Et puis, le «vrai monde» commence à avoir bon dos. Un gars de construction épris de culture, un Tremblay «bien de chez nous», m'a écrit cette semaine pour me signaler à quel point il en avait ras-le-bol de ce discours populiste qui s'appuie sur les goûts présumés du «vrai monde».

«J'aime la culture et je n'ai pas la prétention d'afficher une quelconque érudition dans aucun domaine, écrit mon nouvel ami, Frédéric. Oui, la classe moyenne s'appauvrit, et le tout commence par l'accès à une culture de plus en plus médiocre. Qu'il s'agisse de films produits en vue d'un succès potentiel au box-office ou d'animateurs susceptibles d'attirer un auditoire en raison de leur soi-disant popularité, l'intention est similaire. Je me sens davantage considéré comme un niais que l'on abrutit avec une insipide matière culturelle. Bref, il y a quelque chose de tendancieux dans toute cette idéologie, disons-le, populiste des médias et de leurs décideurs.»

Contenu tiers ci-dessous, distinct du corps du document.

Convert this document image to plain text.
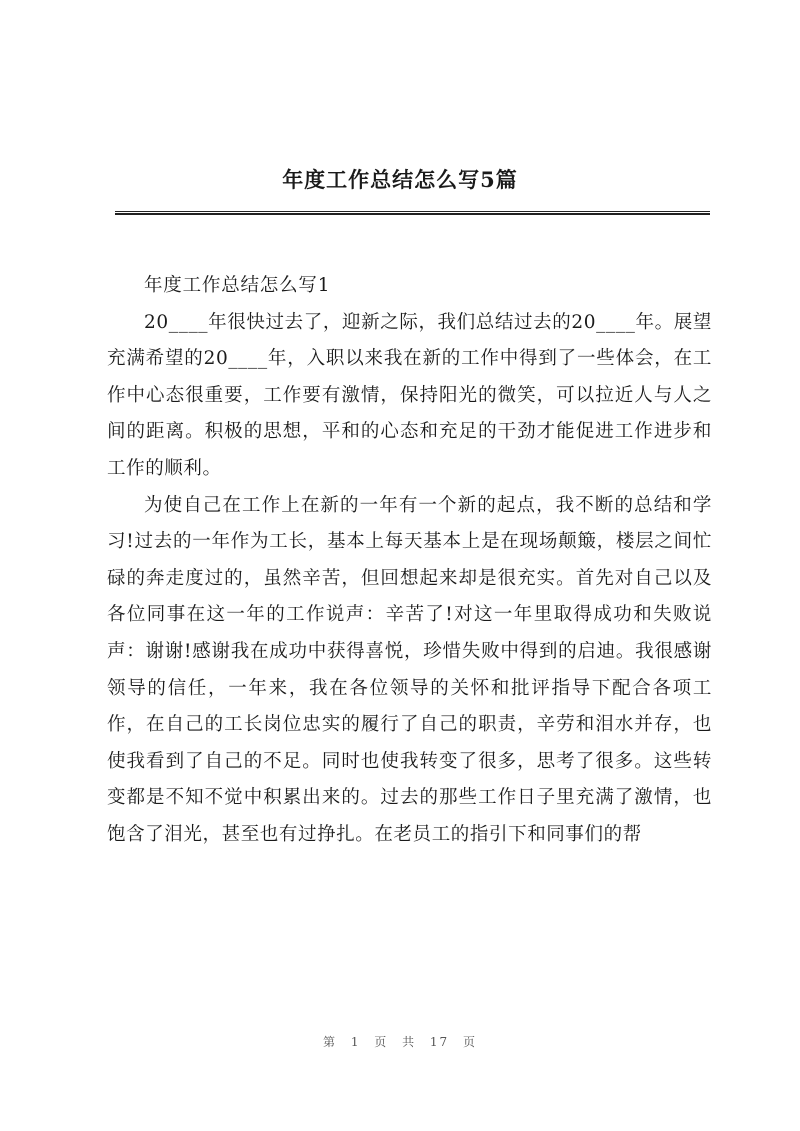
年度工作总结怎么写5篇

年度工作总结怎么写1

20____年很快过去了，迎新之际，我们总结过去的20____年。展望充满希望的20____年，入职以来我在新的工作中得到了一些体会，在工作中心态很重要，工作要有激情，保持阳光的微笑，可以拉近人与人之间的距离。积极的思想，平和的心态和充足的干劲才能促进工作进步和工作的顺利。

为使自己在工作上在新的一年有一个新的起点，我不断的总结和学习!过去的一年作为工长，基本上每天基本上是在现场颠簸，楼层之间忙碌的奔走度过的，虽然辛苦，但回想起来却是很充实。首先对自己以及各位同事在这一年的工作说声：辛苦了!对这一年里取得成功和失败说声：谢谢!感谢我在成功中获得喜悦，珍惜失败中得到的启迪。我很感谢领导的信任，一年来，我在各位领导的关怀和批评指导下配合各项工作，在自己的工长岗位忠实的履行了自己的职责，辛劳和泪水并存，也使我看到了自己的不足。同时也使我转变了很多，思考了很多。这些转变都是不知不觉中积累出来的。过去的那些工作日子里充满了激情，也饱含了泪光，甚至也有过挣扎。在老员工的指引下和同事们的帮

第 1 页 共 17 页
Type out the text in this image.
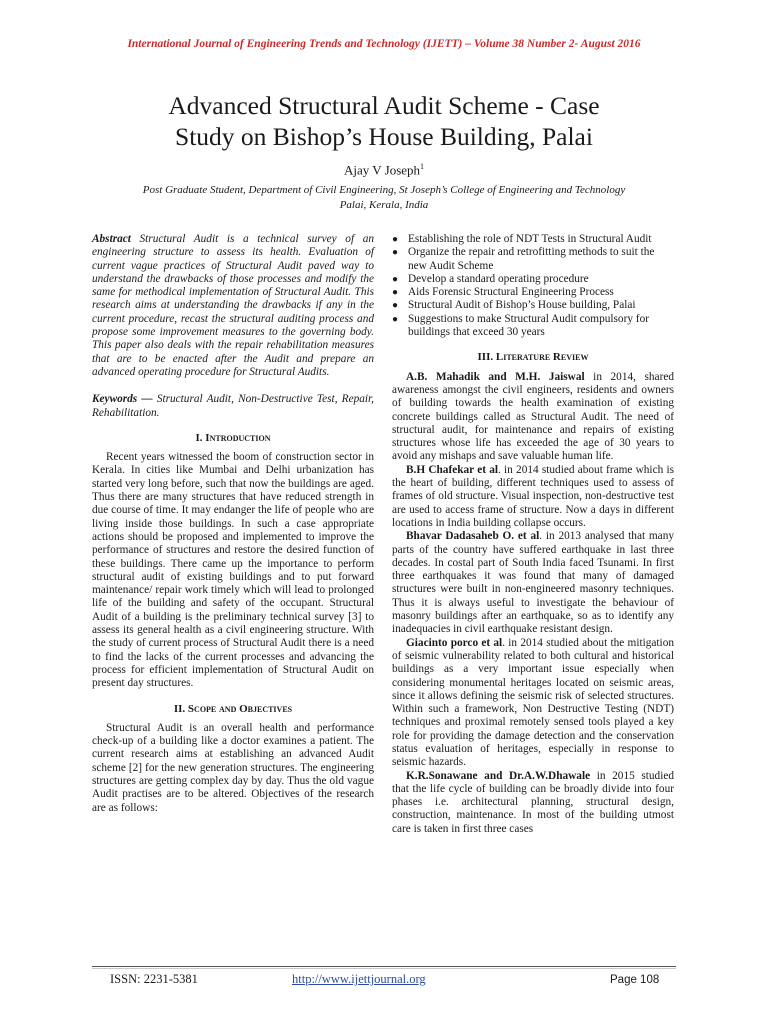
International Journal of Engineering Trends and Technology (IJETT) – Volume 38 Number 2- August 2016
Advanced Structural Audit Scheme - Case
Study on Bishop’s House Building, Palai
Ajay V Joseph$^1$
Post Graduate Student, Department of Civil Engineering, St Joseph’s College of Engineering and Technology
Palai, Kerala, India

Abstract Structural Audit is a technical survey of an engineering structure to assess its health. Evaluation of current vague practices of Structural Audit paved way to understand the drawbacks of those processes and modify the same for methodical implementation of Structural Audit. This research aims at understanding the drawbacks if any in the current procedure, recast the structural auditing process and propose some improvement measures to the governing body. This paper also deals with the repair rehabilitation measures that are to be enacted after the Audit and prepare an advanced operating procedure for Structural Audits.

Keywords — Structural Audit, Non-Destructive Test, Repair, Rehabilitation.

I. Introduction

Recent years witnessed the boom of construction sector in Kerala. In cities like Mumbai and Delhi urbanization has started very long before, such that now the buildings are aged. Thus there are many structures that have reduced strength in due course of time. It may endanger the life of people who are living inside those buildings. In such a case appropriate actions should be proposed and implemented to improve the performance of structures and restore the desired function of these buildings. There came up the importance to perform structural audit of existing buildings and to put forward maintenance/ repair work timely which will lead to prolonged life of the building and safety of the occupant. Structural Audit of a building is the preliminary technical survey [3] to assess its general health as a civil engineering structure. With the study of current process of Structural Audit there is a need to find the lacks of the current processes and advancing the process for efficient implementation of Structural Audit on present day structures.

II. Scope and Objectives

Structural Audit is an overall health and performance check-up of a building like a doctor examines a patient. The current research aims at establishing an advanced Audit scheme [2] for the new generation structures. The engineering structures are getting complex day by day. Thus the old vague Audit practises are to be altered. Objectives of the research are as follows:

● Establishing the role of NDT Tests in Structural Audit
● Organize the repair and retrofitting methods to suit the new Audit Scheme
● Develop a standard operating procedure
● Aids Forensic Structural Engineering Process
● Structural Audit of Bishop’s House building, Palai
● Suggestions to make Structural Audit compulsory for buildings that exceed 30 years
III. Literature Review

A.B. Mahadik and M.H. Jaiswal in 2014, shared awareness amongst the civil engineers, residents and owners of building towards the health examination of existing concrete buildings called as Structural Audit. The need of structural audit, for maintenance and repairs of existing structures whose life has exceeded the age of 30 years to avoid any mishaps and save valuable human life.

B.H Chafekar et al. in 2014 studied about frame which is the heart of building, different techniques used to assess of frames of old structure. Visual inspection, non-destructive test are used to access frame of structure. Now a days in different locations in India building collapse occurs.

Bhavar Dadasaheb O. et al. in 2013 analysed that many parts of the country have suffered earthquake in last three decades. In costal part of South India faced Tsunami. In first three earthquakes it was found that many of damaged structures were built in non-engineered masonry techniques. Thus it is always useful to investigate the behaviour of masonry buildings after an earthquake, so as to identify any inadequacies in civil earthquake resistant design.

Giacinto porco et al. in 2014 studied about the mitigation of seismic vulnerability related to both cultural and historical buildings as a very important issue especially when considering monumental heritages located on seismic areas, since it allows defining the seismic risk of selected structures. Within such a framework, Non Destructive Testing (NDT) techniques and proximal remotely sensed tools played a key role for providing the damage detection and the conservation status evaluation of heritages, especially in response to seismic hazards.

K.R.Sonawane and Dr.A.W.Dhawale in 2015 studied that the life cycle of building can be broadly divide into four phases i.e. architectural planning, structural design, construction, maintenance. In most of the building utmost care is taken in first three cases

ISSN: 2231-5381	http://www.ijettjournal.org	Page 108
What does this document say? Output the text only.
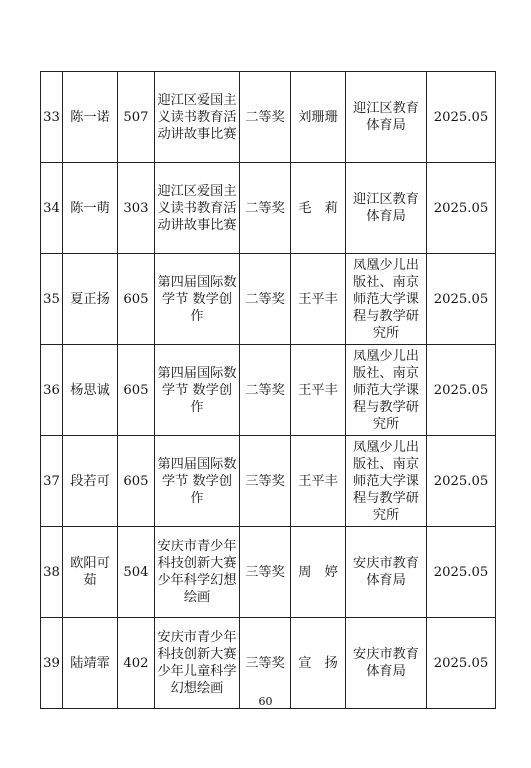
33	陈一诺	507	迎江区爱国主义读书教育活动讲故事比赛	二等奖	刘珊珊	迎江区教育体育局	2025.05
34	陈一萌	303	迎江区爱国主义读书教育活动讲故事比赛	二等奖	毛　莉	迎江区教育体育局	2025.05
35	夏正扬	605	第四届国际数学节 数学创作	二等奖	王平丰	凤凰少儿出版社、南京师范大学课程与教学研究所	2025.05
36	杨思诚	605	第四届国际数学节 数学创作	二等奖	王平丰	凤凰少儿出版社、南京师范大学课程与教学研究所	2025.05
37	段若可	605	第四届国际数学节 数学创作	三等奖	王平丰	凤凰少儿出版社、南京师范大学课程与教学研究所	2025.05
38	欧阳可茹	504	安庆市青少年科技创新大赛少年科学幻想绘画	三等奖	周　婷	安庆市教育体育局	2025.05
39	陆靖霏	402	安庆市青少年科技创新大赛少年儿童科学幻想绘画	三等奖	宣　扬	安庆市教育体育局	2025.05
60
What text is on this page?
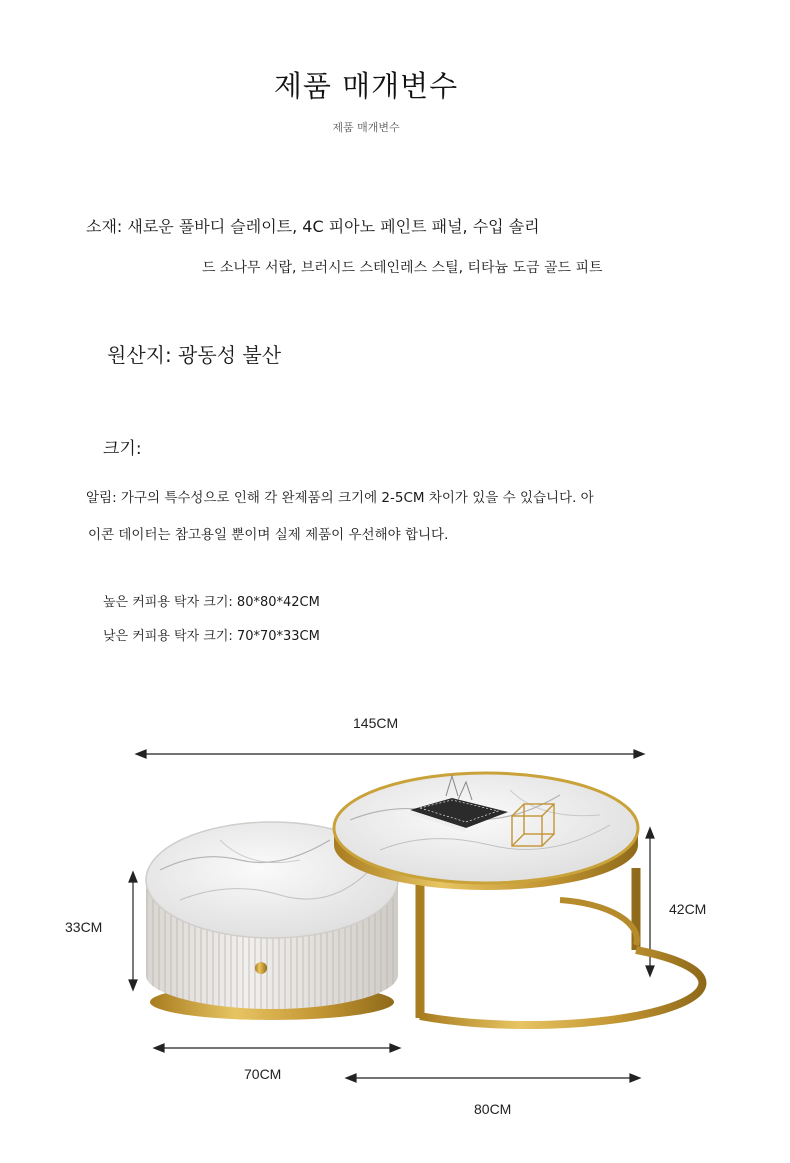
제품 매개변수
제품 매개변수
소재: 새로운 풀바디 슬레이트, 4C 피아노 페인트 패널, 수입 솔리
드 소나무 서랍, 브러시드 스테인레스 스틸, 티타늄 도금 골드 피트
원산지: 광동성 불산
크기:
알림: 가구의 특수성으로 인해 각 완제품의 크기에 2-5CM 차이가 있을 수 있습니다. 아
이콘 데이터는 참고용일 뿐이며 실제 제품이 우선해야 합니다.
높은 커피용 탁자 크기: 80*80*42CM
낮은 커피용 탁자 크기: 70*70*33CM
145CM
33CM
42CM
70CM
80CM
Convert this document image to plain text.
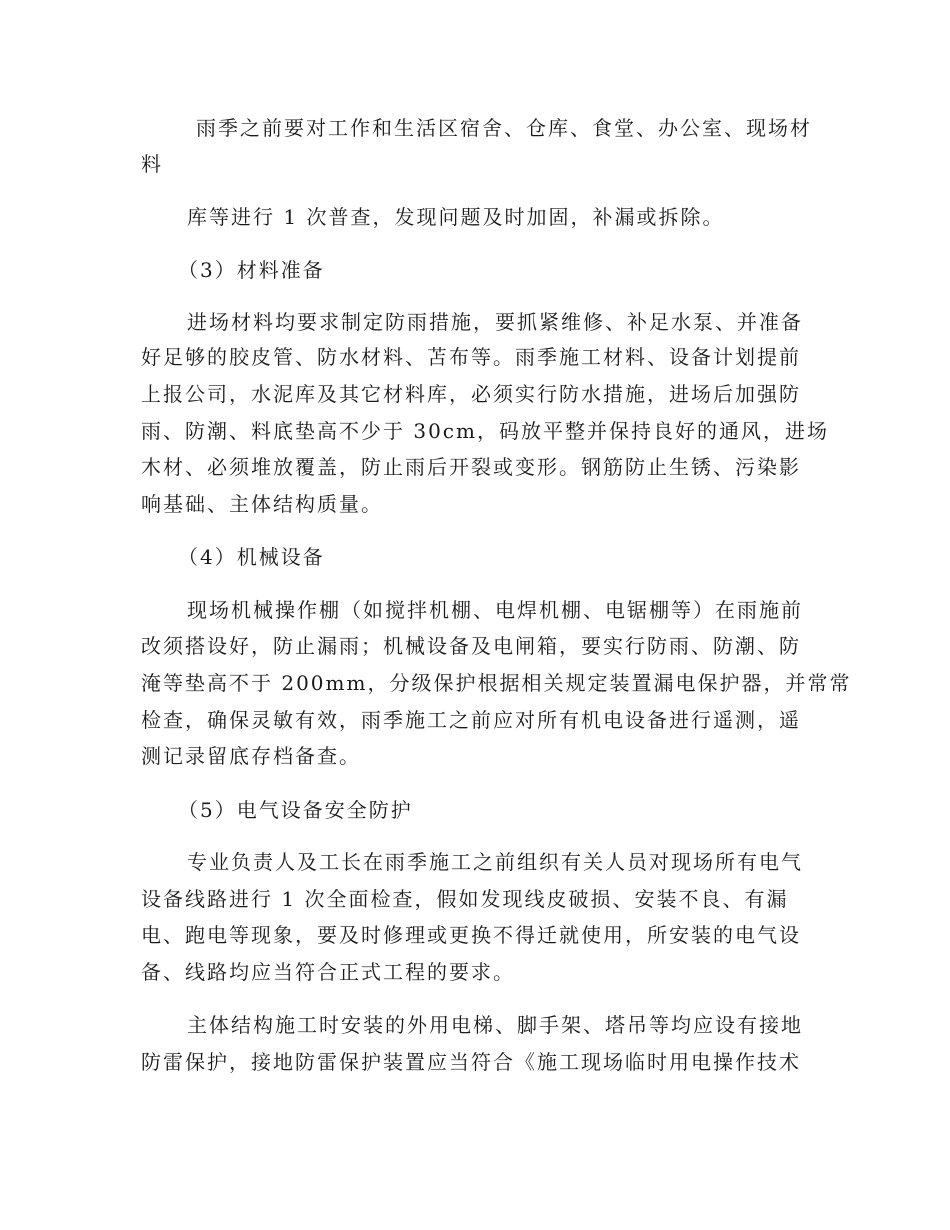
雨季之前要对工作和生活区宿舍、仓库、食堂、办公室、现场材
料
库等进行 1 次普查，发现问题及时加固，补漏或拆除。
（3）材料准备
进场材料均要求制定防雨措施，要抓紧维修、补足水泵、并准备
好足够的胶皮管、防水材料、苫布等。雨季施工材料、设备计划提前
上报公司，水泥库及其它材料库，必须实行防水措施，进场后加强防
雨、防潮、料底垫高不少于 30cm，码放平整并保持良好的通风，进场
木材、必须堆放覆盖，防止雨后开裂或变形。钢筋防止生锈、污染影
响基础、主体结构质量。
（4）机械设备
现场机械操作棚（如搅拌机棚、电焊机棚、电锯棚等）在雨施前
改须搭设好，防止漏雨；机械设备及电闸箱，要实行防雨、防潮、防
淹等垫高不于 200mm，分级保护根据相关规定装置漏电保护器，并常常
检查，确保灵敏有效，雨季施工之前应对所有机电设备进行遥测，遥
测记录留底存档备查。
（5）电气设备安全防护
专业负责人及工长在雨季施工之前组织有关人员对现场所有电气
设备线路进行 1 次全面检查，假如发现线皮破损、安装不良、有漏
电、跑电等现象，要及时修理或更换不得迁就使用，所安装的电气设
备、线路均应当符合正式工程的要求。
主体结构施工时安装的外用电梯、脚手架、塔吊等均应设有接地
防雷保护，接地防雷保护装置应当符合《施工现场临时用电操作技术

Ben voilà. Et ce n'est même pas un journaliste qui le dit.

On reprend du poil?

La direction du Festival des films du monde a multiplié les annonces intéressantes au cours des dernières semaines: Bille August à la présidence du jury; hommages à Nathalie Baye et Stefania Sandrelli; sélection de Route 132 (Louis Bélanger) en ouverture et de Tromper le silence (Julie Hivon) dans la compétition; classe de maître de Gérard Depardieu; présentation en première nord-américaine de Bus Palladium (Christopher Thompson) et de La princesse de Montpensier (Bertrand Tavernier), lequel a été choisi pour clôturer l'événement... Même si les deux sélections françaises se révèlent décevantes (Bus Palladium, avec Marc-André Grondin, est plutôt faible, et La princesse... croule sous l'académisme bon teint), il reste qu'on ne peut blâmer les organisateurs d'avoir sélectionné ces oeuvres quand même dignes d'intérêt. Il faudra pourtant attendre mardi - jour de l'annonce de la programmation - pour savoir si le FFM a véritablement repris du poil de la bête. La qualité - et l'importance - d'un festival international de grande catégorie se mesure toujours, rappelons-le, à la renommée des films - et des cinéastes - qu'il parvient à attirer en compétition officielle, tout autant qu'à celle des titres obtenus en primeur. On retient encore son souffle.

En attendant, je m'offre deux petites semaines de vacances avant la rentrée. Cette chronique sera de retour le 27 août. Bon cinéma!